Compétitivité : que prévoit le nouveau dispositif Industrie du futur Bretagne ?

Pascale Paoli-Lebailly

Pascale Paoli-Lebailly
Quels sont les enjeux de l'usine du futur, comment transformer son modèle économique via le numérique et franchir le cap de la modernisation ? C'est à ces questions cruciales, en termes de compétitivité, que les industriels bretons sont invités à réfléchir et à traduire de manière concrète dans leurs entreprises. Pour les aider à automatiser leur production ou intégrer de nouveaux outils, la Bretagne a lancé en avril le dispositif « Industrie du futur Bretagne », traduction régionale du projet lancé par le gouvernement en 2015. Concrètement, c'est une soixantaine d'entreprises de moins de 250 salariés qui seront accompagnées sur 3 ans et bénéficieront de l'appui d'une cinquantaine d'experts régionaux et nationaux.
Le programme est porté par le Centre technique des industries mécaniques (CETIM), qui investit 85.000 d'eurosavec l'appui du centre de R et D de technologies industrielles, l'Institut Maupertuis de Rennes, l'UIMM Bretagne et la CCI Bretagne. Il recevra aussi un soutien financier de 342.000 d'euros de la Région, qui prévoit par ailleurs de mobiliser 256.000 d'euros du Fonds européen Feder. Chaque entreprise participera à hauteur d'environ 3.000 euros. 23 PME employant de 6 à 100 personnes dans les domaines de la mécanique, de la plasturgie, de l'emballage ou de la machine-outil, ont d'ores été déjà rejoint le dispositif. Pour tenir ses objectifs de 40 entreprises intégrées à la fin 2016, le reste avant juillet 2017, le comité opérationnel formé des différents partenaires a organisé une journée de promotion et d'information début juillet à Lorient.
Une centaine d'industriels ont été conviés et sensibilisés aux enjeux de la modernisation industrielle, qu'il s'agisse de numérique, de nouveaux procédés de production ou d'automatisation.

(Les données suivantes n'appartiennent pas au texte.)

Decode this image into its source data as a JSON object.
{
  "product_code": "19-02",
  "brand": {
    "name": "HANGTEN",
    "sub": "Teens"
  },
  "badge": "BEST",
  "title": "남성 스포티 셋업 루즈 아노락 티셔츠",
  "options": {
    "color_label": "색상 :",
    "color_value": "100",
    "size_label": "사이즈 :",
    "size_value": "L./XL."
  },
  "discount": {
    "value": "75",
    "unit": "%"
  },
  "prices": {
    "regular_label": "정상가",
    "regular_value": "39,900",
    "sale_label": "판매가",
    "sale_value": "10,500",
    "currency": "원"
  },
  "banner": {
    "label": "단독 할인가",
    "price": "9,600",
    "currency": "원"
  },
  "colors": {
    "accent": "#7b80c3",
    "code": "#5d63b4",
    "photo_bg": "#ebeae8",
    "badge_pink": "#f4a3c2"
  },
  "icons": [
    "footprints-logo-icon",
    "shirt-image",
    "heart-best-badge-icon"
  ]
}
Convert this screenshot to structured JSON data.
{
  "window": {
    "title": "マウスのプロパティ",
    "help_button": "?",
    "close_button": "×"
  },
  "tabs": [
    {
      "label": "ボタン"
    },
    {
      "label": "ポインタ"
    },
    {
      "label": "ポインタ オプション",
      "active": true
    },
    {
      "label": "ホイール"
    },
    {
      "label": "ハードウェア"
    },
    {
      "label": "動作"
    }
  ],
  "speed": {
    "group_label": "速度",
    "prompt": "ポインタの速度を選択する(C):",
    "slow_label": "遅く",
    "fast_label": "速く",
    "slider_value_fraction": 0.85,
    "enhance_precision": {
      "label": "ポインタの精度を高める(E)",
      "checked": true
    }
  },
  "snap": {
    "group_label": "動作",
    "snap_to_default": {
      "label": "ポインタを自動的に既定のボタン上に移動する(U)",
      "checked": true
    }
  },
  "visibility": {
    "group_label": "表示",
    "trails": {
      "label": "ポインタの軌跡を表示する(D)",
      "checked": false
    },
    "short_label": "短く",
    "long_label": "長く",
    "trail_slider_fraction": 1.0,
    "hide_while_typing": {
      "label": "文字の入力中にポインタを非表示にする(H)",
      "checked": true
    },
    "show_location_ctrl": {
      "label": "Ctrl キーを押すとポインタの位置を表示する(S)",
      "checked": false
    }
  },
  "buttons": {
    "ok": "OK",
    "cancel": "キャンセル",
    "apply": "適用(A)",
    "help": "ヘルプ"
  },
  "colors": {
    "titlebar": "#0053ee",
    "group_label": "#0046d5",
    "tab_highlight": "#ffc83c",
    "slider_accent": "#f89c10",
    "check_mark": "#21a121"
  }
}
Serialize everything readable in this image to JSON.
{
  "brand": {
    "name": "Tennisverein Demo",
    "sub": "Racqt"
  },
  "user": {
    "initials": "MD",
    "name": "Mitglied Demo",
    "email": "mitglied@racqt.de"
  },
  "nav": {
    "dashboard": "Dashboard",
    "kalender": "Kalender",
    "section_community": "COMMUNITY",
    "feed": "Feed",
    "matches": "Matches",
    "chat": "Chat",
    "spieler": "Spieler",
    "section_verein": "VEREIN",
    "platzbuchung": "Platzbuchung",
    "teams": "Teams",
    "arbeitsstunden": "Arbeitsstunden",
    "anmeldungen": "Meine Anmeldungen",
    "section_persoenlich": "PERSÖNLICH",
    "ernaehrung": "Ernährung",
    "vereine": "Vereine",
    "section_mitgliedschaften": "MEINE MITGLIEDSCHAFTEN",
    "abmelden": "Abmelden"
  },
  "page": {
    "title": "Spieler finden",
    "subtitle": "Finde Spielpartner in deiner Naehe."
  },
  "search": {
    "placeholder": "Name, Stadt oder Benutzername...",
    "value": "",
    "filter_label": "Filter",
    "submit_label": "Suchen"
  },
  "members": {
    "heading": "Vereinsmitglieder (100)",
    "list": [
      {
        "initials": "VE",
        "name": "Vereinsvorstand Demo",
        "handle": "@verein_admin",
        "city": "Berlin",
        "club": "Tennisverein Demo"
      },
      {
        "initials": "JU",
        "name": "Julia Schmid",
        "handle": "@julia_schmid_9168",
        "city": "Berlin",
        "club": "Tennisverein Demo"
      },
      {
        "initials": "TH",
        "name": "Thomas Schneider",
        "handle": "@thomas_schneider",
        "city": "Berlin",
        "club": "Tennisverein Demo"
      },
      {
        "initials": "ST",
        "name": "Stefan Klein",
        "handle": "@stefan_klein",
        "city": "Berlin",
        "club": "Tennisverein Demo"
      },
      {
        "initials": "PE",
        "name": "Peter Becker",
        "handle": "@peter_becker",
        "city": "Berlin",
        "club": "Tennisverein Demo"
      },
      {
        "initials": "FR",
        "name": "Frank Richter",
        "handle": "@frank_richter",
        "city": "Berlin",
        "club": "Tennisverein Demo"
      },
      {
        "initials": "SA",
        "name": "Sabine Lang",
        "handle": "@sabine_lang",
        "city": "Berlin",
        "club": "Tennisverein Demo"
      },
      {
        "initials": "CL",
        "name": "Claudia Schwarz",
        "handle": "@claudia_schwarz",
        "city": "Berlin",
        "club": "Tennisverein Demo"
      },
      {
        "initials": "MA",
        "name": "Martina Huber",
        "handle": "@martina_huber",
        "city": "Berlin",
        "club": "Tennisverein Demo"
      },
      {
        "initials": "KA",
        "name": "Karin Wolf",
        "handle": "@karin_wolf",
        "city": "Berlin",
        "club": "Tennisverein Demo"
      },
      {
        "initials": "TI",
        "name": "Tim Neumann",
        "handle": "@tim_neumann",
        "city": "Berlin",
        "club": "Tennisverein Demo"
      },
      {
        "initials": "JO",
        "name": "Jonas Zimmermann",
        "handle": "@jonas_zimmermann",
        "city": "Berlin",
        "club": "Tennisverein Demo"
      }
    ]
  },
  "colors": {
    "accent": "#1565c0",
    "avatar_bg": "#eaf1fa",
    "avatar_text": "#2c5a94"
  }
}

Plusieurs entreprises pourraient rejoindre rapidement le programme.
Le programme Industrie du Futur Bretagne s'appuie en effet sur les outils et méthodes définis par l'Alliance Industrie du Futur, à laquelle participent notamment le CETIM, l'UIMM et CCI France.
Après une phase de diagnostic établi par des experts spécialisés et maîtrisant les technologies ciblées, la phase 2 enclenche la définition d'un plan d'action et d'une feuille de route qui aidera les PME à intégrer de nouvelles technologies (automatisation, numérique, analyse de données,...) et à optimiser leur processus. Une fois ces objectifs hiérarchisés, la phase 3 aide à mobiliser les outils financiers adaptés à la mise en route du plan d'action.
Cette partie, individuelle, est complétée par un volet collectif composé d'un parcours de neuf ateliers thématiques. Parmi les thèmes abordés entre 2016 et 2018 figurent par exemple le numérique et les PME, les nouveaux procédés de production et de transformation des matériaux, la chaîne logistique (supply chain) du futur, l'usine connectée ou encore la production flexible et automatisée.
L’actualité qui compte pour vous, chaque jour dans votre boîte mail.

Toutes les PME bretonnes candidates n'intégreront pas ce programme, mais toutes seront conseillées par le CETIM et ses partenaires.